Grand Duel is regarded as possibly the last Spaghetti Western of quality that Lee Van Cleef made, and its profile was only raised by Quentin Tarantino's inclusion of a portion of its score, a very Ennio Morricone-like set of themes by Luis Bacalov, for his Kill Bill soundtrack, leading many fans to hunt down the original to see what he had appreciated about it. In effect, the film played out as a murder mystery, though for one thing that did not become apparent until the last half of the story, and for another if you didn't work out who the culprit was you simply were not paying attention, for it was blatantly obvious. That should really have been a mark against the entertainment value, yet it didn't work out that way, as it was fairly captivating.
Maybe not consistently, but director Giancarlo Santi had won his position at the helm after taking the assistant direction duties on a number of films, most importantly for our purposes two Sergio Leone movies in The Good, The Bad and The Ugly and Once Upon a Time in the West. True, Grand Duel was not up to those lofty standards, but you could make out something of the same epic style in Santi's efforts even if the narrative was more of a standard one for Westerns of this type, the basic revenge affair mixed with a desire for one character to clear his name. Though that character was not Clayton, he was actually the one seeking justice on the part of another man, who must be persuaded by him that he has his best interests at heart and is not out for the price on his head.
That other character was Philipp Wermeer, a fugitive from various bounty hunters played by Alberto Dentice, for whom this appears to have been his sole movie role. Looking a lot like Barry Gibb of The Bee Gees, he cuts a dash through the dusty scenery and eventually, the town whose hierarchy wants him executed for supposedly murdering their patriarch, though Clayton not only wishes to prove Wermeer innocent, it turns out he wants to bring down this corrupt family who are exploiting all and sundry for their own dubious gain. And then there's the hoard of silver worth a fortune which Wermeer knows the location of, and the Saxon family desire to get their hands on as it would set them up for life, much to the detriment of both their hometown and the entire state.
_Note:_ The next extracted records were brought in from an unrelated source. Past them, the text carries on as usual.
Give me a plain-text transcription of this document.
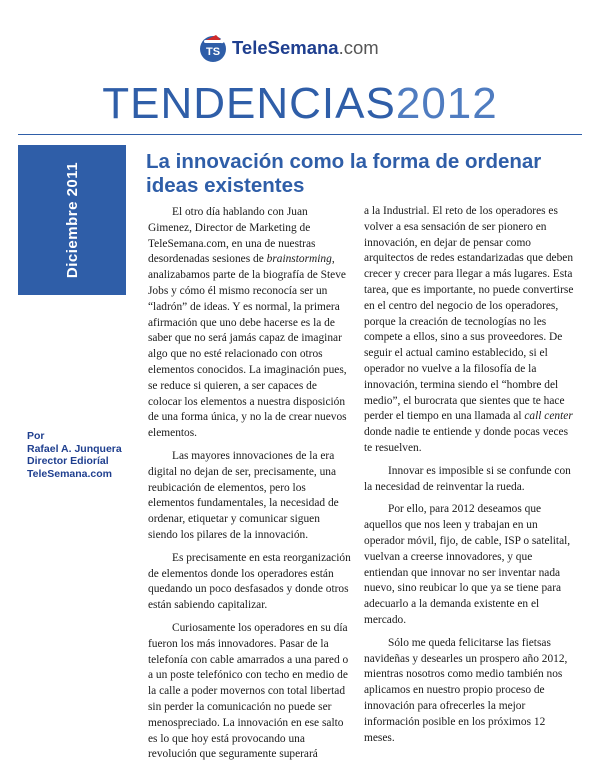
TS TeleSemana.com
TENDENCIAS2012
Diciembre 2011
Por
Rafael A. Junquera
Director Edioríal
TeleSemana.com
La innovación como la forma de ordenar ideas existentes

El otro día hablando con Juan Gimenez, Director de Marketing de TeleSemana.com, en una de nuestras desordenadas sesiones de brainstorming, analizabamos parte de la biografía de Steve Jobs y cómo él mismo reconocía ser un “ladrón” de ideas. Y es normal, la primera afirmación que uno debe hacerse es la de saber que no será jamás capaz de imaginar algo que no esté relacionado con otros elementos conocidos. La imaginación pues, se reduce si quieren, a ser capaces de colocar los elementos a nuestra disposición de una forma única, y no la de crear nuevos elementos.

Las mayores innovaciones de la era digital no dejan de ser, precisamente, una reubicación de elementos, pero los elementos fundamentales, la necesidad de ordenar, etiquetar y comunicar siguen siendo los pilares de la innovación.

Es precisamente en esta reorganización de elementos donde los operadores están quedando un poco desfasados y donde otros están sabiendo capitalizar.

Curiosamente los operadores en su día fueron los más innovadores. Pasar de la telefonía con cable amarrados a una pared o a un poste telefónico con techo en medio de la calle a poder movernos con total libertad sin perder la comunicación no puede ser menospreciado. La innovación en ese salto es lo que hoy está provocando una revolución que seguramente superará

a la Industrial. El reto de los operadores es volver a esa sensación de ser pionero en innovación, en dejar de pensar como arquitectos de redes estandarizadas que deben crecer y crecer para llegar a más lugares. Esta tarea, que es importante, no puede convertirse en el centro del negocio de los operadores, porque la creación de tecnologías no les compete a ellos, sino a sus proveedores. De seguir el actual camino establecido, si el operador no vuelve a la filosofía de la innovación, termina siendo el “hombre del medio”, el burocrata que sientes que te hace perder el tiempo en una llamada al call center donde nadie te entiende y donde pocas veces te resuelven.

Innovar es imposible si se confunde con la necesidad de reinventar la rueda.

Por ello, para 2012 deseamos que aquellos que nos leen y trabajan en un operador móvil, fijo, de cable, ISP o satelital, vuelvan a creerse innovadores, y que entiendan que innovar no ser inventar nada nuevo, sino reubicar lo que ya se tiene para adecuarlo a la demanda existente en el mercado.

Sólo me queda felicitarse las fietsas navideñas y desearles un prospero año 2012, mientras nosotros como medio también nos aplicamos en nuestro propio proceso de innovación para ofrecerles la mejor información posible en los próximos 12 meses.
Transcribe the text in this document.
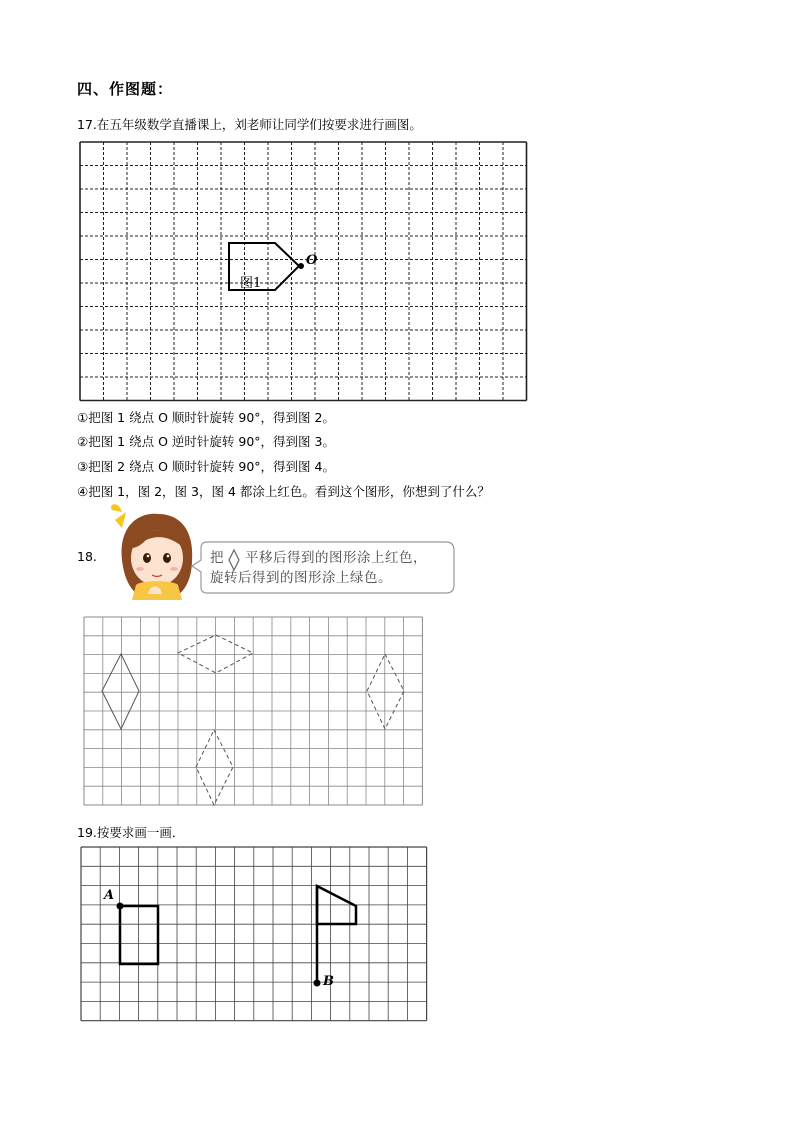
四、作图题：
17.在五年级数学直播课上，刘老师让同学们按要求进行画图。
图1
O
①把图 1 绕点 O 顺时针旋转 90°，得到图 2。
②把图 1 绕点 O 逆时针旋转 90°，得到图 3。
③把图 2 绕点 O 顺时针旋转 90°，得到图 4。
④把图 1，图 2，图 3，图 4 都涂上红色。看到这个图形，你想到了什么？
18.	把 平移后得到的图形涂上红色，
旋转后得到的图形涂上绿色。
19.按要求画一画．
A
B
Van Cleef stole the show as expected, playing a man completely in control even when it appears things are not going his way, but he had good support from Dentice, who would have made a pretty solid leading man in the Terence Hill mould had he pursued it, and Horst Frank as David Saxon, one of three evil brothers who now rule the roost: his steely blue-eyed stare was used to great effect in what might have been one of his best roles. Klaus Grünberg as one of the other brothers made an impression too, his Adam a pox-ridden but immaculately dressed in white villain, apparently effete until he sets about massacring an entire wagon train with a heavy duty machine gun in the most worrying scene, even if it does establish once and for all there is no doubt of the Saxons' wickedness. Santi also threw in some neat stunts for visual spice, including one shot where a stuntman is propelled over a building and takes a shot at one of his aggressors in mid-air, managing to hit him then landing safely (!). Some find this muddled, but it was the flair and technique that carried it.